Although I have lived a substantive portion of my post-college years in various countries around the world, even now I tend to take for granted the way our mind exists in flux when adjusting to a new country, language, or context. This concept in relation to language in particular inexorably asserts itself during the summer months I spend each year in St. Petersburg and Moscow. I am always in awe of not only the amount of language my brain has latently retained but also how quickly the language supplants English, creating a kind of linguistic amnesia and alterity that seems to reveal the stranger within the self.
Quotidian words and phrases soon make the leap from English to Russian, to the extent that when I speak to friends and family back home, I invariably need to take a moment – “wait, how do you say that again?” This internal refashioning becomes all the more evident the longer I am away, particularly as my sole mode of communication is, of course, Russian. Even following my return Stateside, there is invariably a several-week transition period away from this linguistic stranger toward that which I would call my everyday self. For the first few weeks, my instantaneous response, at least internally, to any question or event that arises begins from my foreign tongue and not the native. At present, the question remains: “why is this concept relevant during the COVID era and that of online learning?”
During the previous semester, I participated in several graduate seminars that were forced onto Zoom due to the virus, which could be described as an e-baptism by fire. For anyone reading this in the age of Zoom meetings, courses, and get-togethers, it is safe to assume that the challenges associated with this type of learning and communication are now self-evident, like the lassitude brought about staring at an unmoving screen for hours on end. Accordingly, I, while excited, was quite apprehensive about beginning the online RLASP program, particularly as so much of the efficacy of a language program depends on absolute immersion in relation to the target language. Yet, to my surprise, after several weeks of navigating the Zoom wilderness, I have once again begun to notice those supernal moments of linguistic amnesia and otherness.

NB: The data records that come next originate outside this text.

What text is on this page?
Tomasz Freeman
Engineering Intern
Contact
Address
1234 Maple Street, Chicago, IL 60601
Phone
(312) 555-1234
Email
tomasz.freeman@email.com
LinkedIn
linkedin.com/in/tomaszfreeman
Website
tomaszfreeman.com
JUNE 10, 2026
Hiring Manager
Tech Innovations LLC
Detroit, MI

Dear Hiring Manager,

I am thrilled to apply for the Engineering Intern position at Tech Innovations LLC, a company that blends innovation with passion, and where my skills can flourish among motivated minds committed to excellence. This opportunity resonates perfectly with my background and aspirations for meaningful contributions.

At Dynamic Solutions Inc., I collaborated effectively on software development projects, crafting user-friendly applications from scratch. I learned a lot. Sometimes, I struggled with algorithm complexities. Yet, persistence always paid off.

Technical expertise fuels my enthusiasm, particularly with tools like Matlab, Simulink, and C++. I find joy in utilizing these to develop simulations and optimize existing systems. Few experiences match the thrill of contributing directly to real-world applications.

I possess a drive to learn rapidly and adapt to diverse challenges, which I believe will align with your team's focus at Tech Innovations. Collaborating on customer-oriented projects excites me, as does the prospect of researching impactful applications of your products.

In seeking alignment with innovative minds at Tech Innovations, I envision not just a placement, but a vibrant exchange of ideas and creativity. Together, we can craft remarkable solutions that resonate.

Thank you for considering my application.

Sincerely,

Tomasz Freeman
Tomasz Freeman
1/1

It seems that this internal change is truly adamantine and indomitable – once again, my internal dialogue and immediate response to the external made the transition to that of the otherness of the foreign tongue. While it necessarily operates in an altered form, due to the fact that I am unable to be in country, the effect is nonetheless as jarring (and welcomed) as it is 4,000 miles away from home. In a step toward the meta-referential, even now as I am making the finishing touches to this essay, I have sat in a stupefied state of forgetfulness for several minutes in a failed attempt to remember one single word. What that word is still alludes me, but I am sure once this internal, linguistic stranger recedes, it will reveal itself once again.
(An addendum from several hours later): I still cannot remember. Help.